Bug 1461450

Summary: Corosync hangs on secauth with FIPS enabled
Product: Red Hat Enterprise Linux 7 Reporter: Radek Steiger <rsteiger>
Component: corosyncAssignee: Jan Friesse <jfriesse>
Status: CLOSED ERRATA QA Contact: cluster-qe <cluster-qe>
Severity: urgent Docs Contact:
Priority: urgent    
Version: 7.4CC: ccaulfie, cfeist, cluster-maint, jruemker, mnovacek, nbarcet
Target Milestone: rcKeywords: ZStream
Target Release: ---   
Hardware: Unspecified   
OS: Unspecified   
Whiteboard:
Fixed In Version: corosync-2.4.0-10.el7 Doc Type: Bug Fix
Doc Text:
Previously, when the corosync service had encryption enabled and was running in an environment with FIPS kernel mode activated, corosync terminated unexpectedly after starting. A patch has been applied to load a symmetric key that works when FIPS kernel mode is activated, and the described problem no longer occurs.
Story Points: ---
Clone Of:
: 1484264 (view as bug list) Environment:
Last Closed: 2018-04-10 16:52:19 UTC Type: Bug
Regression: --- Mount Type: ---
Documentation: --- CRM:
Verified Versions: Category: ---
oVirt Team: --- RHEL 7.3 requirements from Atomic Host:
Cloudforms Team: --- Target Upstream Version:
Embargoed:
Bug Depends On:    
Bug Blocks: 1484264    
Attachments:
Description Flags
Propagate error from totemcrypto layer to upper layers
none
totemcrypto: Refactor symmetric key importing
none
totemcrypto: Use different method to import key
none
Fix compiler warnings none

Description Radek Steiger 2017-06-14 13:14:42 UTC
> Description of problem:

With FIPS kernel mode on the corosync process hangs with 100% CPU usage when secauth encryption is enabled. 

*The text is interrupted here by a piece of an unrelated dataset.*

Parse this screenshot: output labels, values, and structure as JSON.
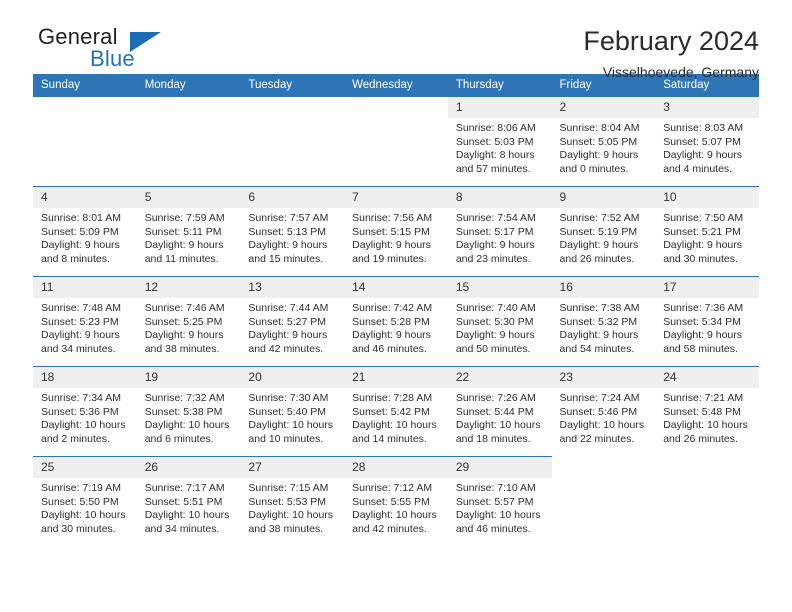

Strace will show thousands of these per second:

[pid 10471] write(7, "\17\0\0\0", 4)    = -1 EAGAIN (Resource temporarily unavailable)
[pid 10471] write(7, "\17\0\0\0", 4)    = -1 EAGAIN (Resource temporarily unavailable)
[pid 10471] write(7, "\17\0\0\0", 4)    = -1 EAGAIN (Resource temporarily unavailable)

From corosync.log:

[32738] host-033.virt.lab.msp.redhat.com corosyncnotice  [MAIN  ] Corosync Cluster Engine ('2.4.0'): started and ready to provide service.
[32738] host-033.virt.lab.msp.redhat.com corosyncinfo    [MAIN  ] Corosync built-in features: dbus systemd xmlconf qdevices qnetd snmp pie relro bindnow
[32738] host-033.virt.lab.msp.redhat.com corosyncnotice  [TOTEM ] Initializing transport (UDP/IP Unicast).
[32738] host-033.virt.lab.msp.redhat.com corosyncnotice  [TOTEM ] Initializing transmit/receive security (NSS) crypto: aes256 hash: sha1
[32738] host-033.virt.lab.msp.redhat.com corosyncalert   [TOTEM ] Failure to import key into NSS (err -8190)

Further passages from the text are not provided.